Military utility should be the yardstick for any Western assistance now. Sending used MiGs to Ukraine from Poland, as the government in Warsaw had proposed, doesn’t meet that test. The Ukrainian air force already has several squadrons of MiGs, but they haven’t been very effective. Rather than seeking more MiGs, Ukraine should expand the tactics that have already proved successful — antitank and antiaircraft weapons, such as the Javelins and Stingers that the United States and its allies are providing in increasing numbers.

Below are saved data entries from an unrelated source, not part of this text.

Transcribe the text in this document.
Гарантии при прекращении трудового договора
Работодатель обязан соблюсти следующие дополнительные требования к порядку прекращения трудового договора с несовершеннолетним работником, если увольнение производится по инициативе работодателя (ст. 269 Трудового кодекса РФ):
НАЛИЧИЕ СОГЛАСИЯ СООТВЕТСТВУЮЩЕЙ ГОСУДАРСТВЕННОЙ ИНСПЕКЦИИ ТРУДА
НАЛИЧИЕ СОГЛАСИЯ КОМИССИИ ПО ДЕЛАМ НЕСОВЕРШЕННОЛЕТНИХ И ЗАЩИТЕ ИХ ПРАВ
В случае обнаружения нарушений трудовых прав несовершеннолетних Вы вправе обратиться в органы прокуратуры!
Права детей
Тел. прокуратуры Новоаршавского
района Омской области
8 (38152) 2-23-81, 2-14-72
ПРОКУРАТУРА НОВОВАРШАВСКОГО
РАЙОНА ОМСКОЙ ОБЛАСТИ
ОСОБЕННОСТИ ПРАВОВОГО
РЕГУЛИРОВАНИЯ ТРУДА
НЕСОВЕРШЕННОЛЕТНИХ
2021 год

Ukraine’s success in slowing Russia’s invasion has resulted from two factors. First, the Ukrainian army has used its antitank weapons to pound the attackers. As Russian columns move down roads, Ukrainian soldiers fire at them with devastating accuracy. Second, the Ukrainians have been surprisingly successful in using air-defense weapons, not just the shoulder-fired Stingers, but larger systems they were able to shield from the Russians. They need more of both — tank and aircraft killers — from the West.
The British official told Post journalists that “the best way of dealing with” Russia’s air power is antiaircraft weapons, and that Britain was planning to send more of its “Starstreak” high-velocity missiles. Like Stingers, they are shoulder-fired, but they are laser-guided and, according to experts, are harder to jam than the infrared-guided, //U.S.-made Stingers.